Rédigé par : Lou | mardi 25 juin 2024 à 16:06
Comme c'est bien vu de cadrer le Chougnon/Raloton en lui accordant une vraie place à un temps donné (et limité) ! J'aurais dû y penser quand mon enfant avait des moments de râlerie intensive. Tu t'inscris à fond dans les approches systémiques (école de Palo Alto & Cie) avec cette façon de faire (la prescription paradoxale). Longtemps j'ai ravalé mes plaintes (je savais qu'on ne les écouterait pas/ne les entendrait pas), à présent quand je traverse un moment un peu difficile j'ose m'en ouvrir à certaines personnes. J'essaye toujours de ne pas faire trop long, je vois assez vite quand les gens décrochent, mais il est vrai que parfois on a besoin de déballer un peu plus longtemps que ce que l'autre est prêt à recevoir. Tant pis, si ce n'est pas le mode habituel de relation qu'on a avec autrui, il me semble que ça n'est pas bien grave.
Rédigé par : Emilie | mardi 25 juin 2024 à 19:23
Coucou mes copines ! bien sûr ce traitement de la plainte est "dans la vie quotidienne, pour les petits bobos". Pour les grands traumatismes un deuil une perte de job une séparation you name it, ça ne vaut plus. La douleur prend le temps qu'elle prend !! Et là l'écoute se tend, la disponibilité à la plainte s'accroit. Idem pour les relations toxiques, ce qu'elles peuvent bouffer d'espace de conversation et d'espace mental.... Mais je refuse d'avoir autour de moi - quand les personnes vont suffisamment bien - des gens qui se plaignent plus que le temps reglementaire et sont self absorbed non stop et dans toutes les circonstances de la vie. D'ailleurs je n'en ai pas.. Ce qui accroit (j'espère) ma disponibilité pour écouter et être là en cas de coup vraiment dur.
Une autre norme qui m'a beaucoup aidée c'est celle de Jay Shetty : quand tu as un coup dur, pleure un jour PUIS remets toi au travail. Quand tu as une victoire célèbre un jour Puis remets toi au travail. Je trouve ça aidant "pour les coups durs pas trop durs mais quand même, une déception".
Camille... les histoires cafouilleuses... Mamma Mia... que c'est dur de s'en dépêtrer... Faut avoir autour de soi des personnes vraiment saines, qui ont une solide colonne vertébrale et qu'on écoute et qui nous disent les choses. J'espère que tu as ça près de toi.

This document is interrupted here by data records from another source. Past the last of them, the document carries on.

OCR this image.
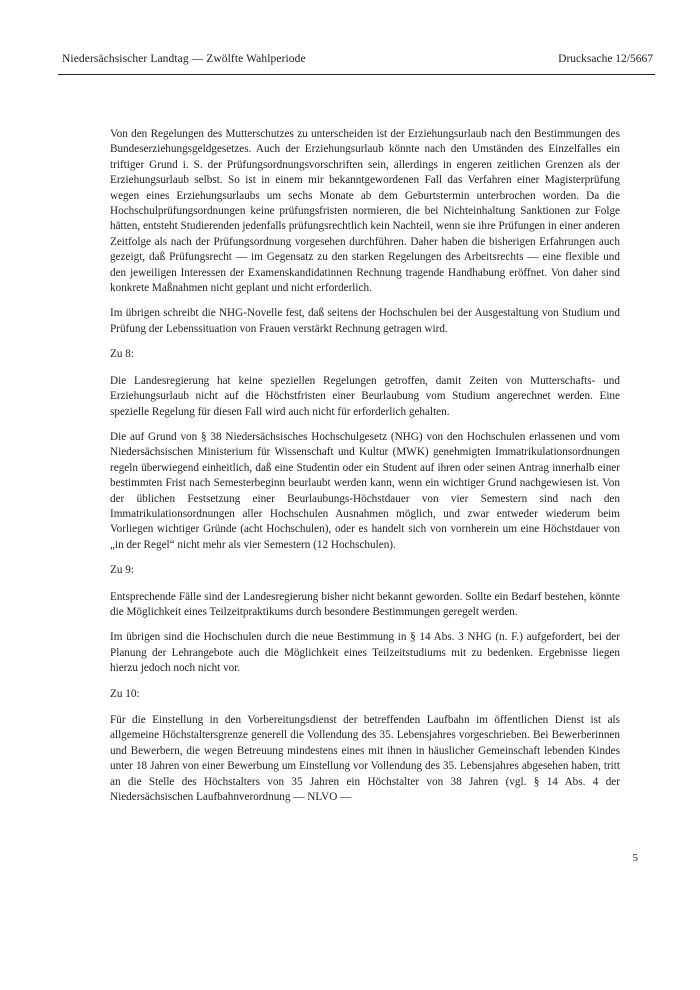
Niedersächsischer Landtag — Zwölfte Wahlperiode	Drucksache 12/5667

Von den Regelungen des Mutterschutzes zu unterscheiden ist der Erziehungsurlaub nach den Bestimmungen des Bundeserziehungsgeldgesetzes. Auch der Erziehungsurlaub könnte nach den Umständen des Einzelfalles ein triftiger Grund i. S. der Prüfungsordnungsvorschriften sein, allerdings in engeren zeitlichen Grenzen als der Erziehungsurlaub selbst. So ist in einem mir bekanntgewordenen Fall das Verfahren einer Magisterprüfung wegen eines Erziehungsurlaubs um sechs Monate ab dem Geburtstermin unterbrochen worden. Da die Hochschulprüfungsordnungen keine prüfungsfristen normieren, die bei Nichteinhaltung Sanktionen zur Folge hätten, entsteht Studierenden jedenfalls prüfungsrechtlich kein Nachteil, wenn sie ihre Prüfungen in einer anderen Zeitfolge als nach der Prüfungsordnung vorgesehen durchführen. Daher haben die bisherigen Erfahrungen auch gezeigt, daß Prüfungsrecht — im Gegensatz zu den starken Regelungen des Arbeitsrechts — eine flexible und den jeweiligen Interessen der Examenskandidatinnen Rechnung tragende Handhabung eröffnet. Von daher sind konkrete Maßnahmen nicht geplant und nicht erforderlich.

Im übrigen schreibt die NHG-Novelle fest, daß seitens der Hochschulen bei der Ausgestaltung von Studium und Prüfung der Lebenssituation von Frauen verstärkt Rechnung getragen wird.

Zu 8:

Die Landesregierung hat keine speziellen Regelungen getroffen, damit Zeiten von Mutterschafts- und Erziehungsurlaub nicht auf die Höchstfristen einer Beurlaubung vom Studium angerechnet werden. Eine spezielle Regelung für diesen Fall wird auch nicht für erforderlich gehalten.

Die auf Grund von § 38 Niedersächsisches Hochschulgesetz (NHG) von den Hochschulen erlassenen und vom Niedersächsischen Ministerium für Wissenschaft und Kultur (MWK) genehmigten Immatrikulationsordnungen regeln überwiegend einheitlich, daß eine Studentin oder ein Student auf ihren oder seinen Antrag innerhalb einer bestimmten Frist nach Semesterbeginn beurlaubt werden kann, wenn ein wichtiger Grund nachgewiesen ist. Von der üblichen Festsetzung einer Beurlaubungs-Höchstdauer von vier Semestern sind nach den Immatrikulationsordnungen aller Hochschulen Ausnahmen möglich, und zwar entweder wiederum beim Vorliegen wichtiger Gründe (acht Hochschulen), oder es handelt sich von vornherein um eine Höchstdauer von „in der Regel“ nicht mehr als vier Semestern (12 Hochschulen).

Zu 9:

Entsprechende Fälle sind der Landesregierung bisher nicht bekannt geworden. Sollte ein Bedarf bestehen, könnte die Möglichkeit eines Teilzeitpraktikums durch besondere Bestimmungen geregelt werden.

Im übrigen sind die Hochschulen durch die neue Bestimmung in § 14 Abs. 3 NHG (n. F.) aufgefordert, bei der Planung der Lehrangebote auch die Möglichkeit eines Teilzeitstudiums mit zu bedenken. Ergebnisse liegen hierzu jedoch noch nicht vor.

Zu 10:

Für die Einstellung in den Vorbereitungsdienst der betreffenden Laufbahn im öffentlichen Dienst ist als allgemeine Höchstaltersgrenze generell die Vollendung des 35. Lebensjahres vorgeschrieben. Bei Bewerberinnen und Bewerbern, die wegen Betreuung mindestens eines mit ihnen in häuslicher Gemeinschaft lebenden Kindes unter 18 Jahren von einer Bewerbung um Einstellung vor Vollendung des 35. Lebensjahres abgesehen haben, tritt an die Stelle des Höchstalters von 35 Jahren ein Höchstalter von 38 Jahren (vgl. § 14 Abs. 4 der Niedersächsischen Laufbahnverordnung — NLVO —

5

Lou, le cadre au chougnon il est pas si facile de le poser avec ses potes.. mais avec certains qui le font beaucoup, et avec humour, "allé, t'as 5 minutes !!" ça passe ?
Emilie, c'est vrai ce que tu écris, je trouve qu'on n'est pas cablés pour écouter longtemps.... c'est dommage car ça nous rapproche..... Je vous embrasse mes copinettes !
Rédigé par : Christie | mardi 25 juin 2024 à 19:40
J'ai bien envie d'essayer la méthode Chougnon avec mes enfants !
Je me sens bizarrement fière de moi quand je réussis à accueillir une plainte simplement, sans chercher à donner de conseils ou de solutions, mais sans non plus en remettre une couche dans la complaisance. Quand je sens que la personne en face se sent écoutée. C'est comme si le plus simple était aussi le plus dur.
Rédigé par : Milky/Bree | mercredi 26 juin 2024 à 09:24
y'a de quoi être fière. le plus simple est en effet le plus dur.
Les enfants - et les personnes adultes - la plupart du temps, ça fait tellement du bien d'être face à quelqu'un qui ne nous laisse pas nous répandre. Qui nous contient ou nous aide à nous contenir !!!